A Chamonix, en parallèle de la démarche Flocon Vert, la commune réfléchit à des solutions pour réduire la production de gaz à effet de serre avec la mise en place d'une centrale de chauffage collective ou la récupération des eaux du tunnel du Mont-Blanc.
Les stations ayant obtenu le label sont réévaluées tous les trois ans. Mountain Riders continue l'accompagnement pour les aider à trouver des solutions durables, voyant le Flocon Vert davantage comme une "feuille de route que comme un outil de communication".
La collaboration plutôt que le clivage
"On ne confond pas météo et climat, c'est-à-dire qu'il y aura peut-être encore des années avec beaucoup de neige et tant mieux et des années où il y en aura beaucoup moins.
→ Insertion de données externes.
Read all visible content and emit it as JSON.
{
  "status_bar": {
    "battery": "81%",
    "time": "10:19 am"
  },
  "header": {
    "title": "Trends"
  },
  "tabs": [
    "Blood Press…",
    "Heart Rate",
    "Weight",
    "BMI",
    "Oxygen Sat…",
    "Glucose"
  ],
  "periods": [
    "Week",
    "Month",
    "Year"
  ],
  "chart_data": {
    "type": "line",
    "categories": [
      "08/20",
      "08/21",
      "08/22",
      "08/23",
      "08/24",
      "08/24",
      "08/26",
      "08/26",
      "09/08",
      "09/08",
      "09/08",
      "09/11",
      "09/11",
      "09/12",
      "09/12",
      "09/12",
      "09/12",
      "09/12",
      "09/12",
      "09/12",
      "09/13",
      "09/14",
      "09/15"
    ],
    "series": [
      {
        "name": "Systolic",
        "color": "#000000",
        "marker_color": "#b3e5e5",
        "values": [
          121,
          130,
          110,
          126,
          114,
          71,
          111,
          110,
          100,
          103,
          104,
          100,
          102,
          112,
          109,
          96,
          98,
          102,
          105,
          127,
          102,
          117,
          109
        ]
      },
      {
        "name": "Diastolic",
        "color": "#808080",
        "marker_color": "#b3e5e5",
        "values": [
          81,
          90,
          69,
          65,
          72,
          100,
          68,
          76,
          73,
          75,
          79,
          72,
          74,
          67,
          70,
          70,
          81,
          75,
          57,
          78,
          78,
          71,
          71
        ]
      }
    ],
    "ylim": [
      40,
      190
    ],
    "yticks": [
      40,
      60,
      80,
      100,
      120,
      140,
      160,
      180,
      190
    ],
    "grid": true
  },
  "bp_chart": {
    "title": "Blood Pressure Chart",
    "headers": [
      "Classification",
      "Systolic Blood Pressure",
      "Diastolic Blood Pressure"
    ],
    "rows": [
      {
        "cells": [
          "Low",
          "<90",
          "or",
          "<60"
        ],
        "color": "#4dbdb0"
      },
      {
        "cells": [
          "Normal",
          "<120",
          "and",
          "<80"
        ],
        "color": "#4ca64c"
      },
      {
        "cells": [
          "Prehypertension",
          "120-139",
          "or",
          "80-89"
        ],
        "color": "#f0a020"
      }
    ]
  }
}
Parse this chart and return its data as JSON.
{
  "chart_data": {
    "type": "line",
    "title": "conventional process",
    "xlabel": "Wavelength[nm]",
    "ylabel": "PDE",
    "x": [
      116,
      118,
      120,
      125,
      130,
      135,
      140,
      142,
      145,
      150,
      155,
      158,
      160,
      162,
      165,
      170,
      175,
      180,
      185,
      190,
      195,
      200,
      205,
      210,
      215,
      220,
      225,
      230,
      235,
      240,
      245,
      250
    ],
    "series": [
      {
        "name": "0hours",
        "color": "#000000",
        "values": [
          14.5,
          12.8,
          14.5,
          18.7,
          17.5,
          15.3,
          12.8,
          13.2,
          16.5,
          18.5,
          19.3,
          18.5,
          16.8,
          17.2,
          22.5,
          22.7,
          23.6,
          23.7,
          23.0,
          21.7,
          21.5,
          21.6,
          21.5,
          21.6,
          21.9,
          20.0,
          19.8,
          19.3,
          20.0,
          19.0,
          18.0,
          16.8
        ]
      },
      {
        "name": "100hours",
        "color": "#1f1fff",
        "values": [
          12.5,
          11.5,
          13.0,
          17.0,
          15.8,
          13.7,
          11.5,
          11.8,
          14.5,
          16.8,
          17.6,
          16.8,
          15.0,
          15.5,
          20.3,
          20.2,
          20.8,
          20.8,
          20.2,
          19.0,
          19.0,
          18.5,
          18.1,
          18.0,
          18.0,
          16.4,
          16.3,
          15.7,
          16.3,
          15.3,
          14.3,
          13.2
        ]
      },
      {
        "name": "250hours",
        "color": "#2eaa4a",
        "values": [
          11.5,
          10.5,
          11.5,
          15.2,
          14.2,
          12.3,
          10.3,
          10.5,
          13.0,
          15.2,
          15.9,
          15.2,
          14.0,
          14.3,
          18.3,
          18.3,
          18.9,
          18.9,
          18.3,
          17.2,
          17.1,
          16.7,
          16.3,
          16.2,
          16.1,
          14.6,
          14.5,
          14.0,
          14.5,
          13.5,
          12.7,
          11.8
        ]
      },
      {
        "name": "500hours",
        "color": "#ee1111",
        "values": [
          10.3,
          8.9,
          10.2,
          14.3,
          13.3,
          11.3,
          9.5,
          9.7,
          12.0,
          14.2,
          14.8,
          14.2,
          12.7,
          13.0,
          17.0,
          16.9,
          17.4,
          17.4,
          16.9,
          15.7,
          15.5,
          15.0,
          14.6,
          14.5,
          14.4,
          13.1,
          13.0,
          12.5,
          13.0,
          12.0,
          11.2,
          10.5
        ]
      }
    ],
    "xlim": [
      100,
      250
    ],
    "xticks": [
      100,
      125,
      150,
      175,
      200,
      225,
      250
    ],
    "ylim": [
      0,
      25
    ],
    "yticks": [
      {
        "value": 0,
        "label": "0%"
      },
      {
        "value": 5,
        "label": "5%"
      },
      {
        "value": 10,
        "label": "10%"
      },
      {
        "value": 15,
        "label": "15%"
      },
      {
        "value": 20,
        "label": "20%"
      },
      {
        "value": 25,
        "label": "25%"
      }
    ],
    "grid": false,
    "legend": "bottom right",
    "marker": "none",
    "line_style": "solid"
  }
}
On n'arrête pas le ski du jour au lendemain. Par contre, on arrête de s'engager dans un modèle de développement uniquement axé autour du ski. On arrête d'investir désespérément dans de nouvelles infrastructures pour développer le ski et on continue de faire du ski quand c'est possible, quand le climat naturel nous le permet. Les années où il n'y a pas de neige, les infrastructures peuvent nous permettre de faire d'autres activités et on peut imaginer une autre forme de tourisme", insiste Yann Lamaison de Mountain Riders.
L'association chambérienne entend les critiques de certains collectifs sur son positionnement : "nous on aime dire qu'on est engagé mais non militant".
Une démarche d'amélioration continue
"On peut être parfois en conflit avec certains de ces collectifs qui aimeraient que cela aille plus vite et on entend cette frustration face à l'urgence climatique. Pour autant, malheureusement parfois la transition prend du temps et on a besoin de les accompagner. Cela ne veut pas dire que l'on vient cautionner tout ce qu'il se passe sur les territoires, cela ne veut pas dire qu'il ne faut pas qu'on aille plus vite face à cette urgence mais on sait que pour faire évoluer un modèle qui est ancré depuis assez longtemps et bien il y a besoin de temps", assure le porte-parole de l'association de Chambéry.
Elle réfute en revanche les accusations d'écoblanchiment, communément appelé "greenwashing", qui pourraient être adressées aux stations sous label Flocon Vert, mettant en avant son cahier des charges réactualisé tous les cinq ans.
"Le label, cela ne veut pas dire que l’on est parfait mais que l'on est en amélioration continue", résume François Paris, premier adjoint au maire de Cordon.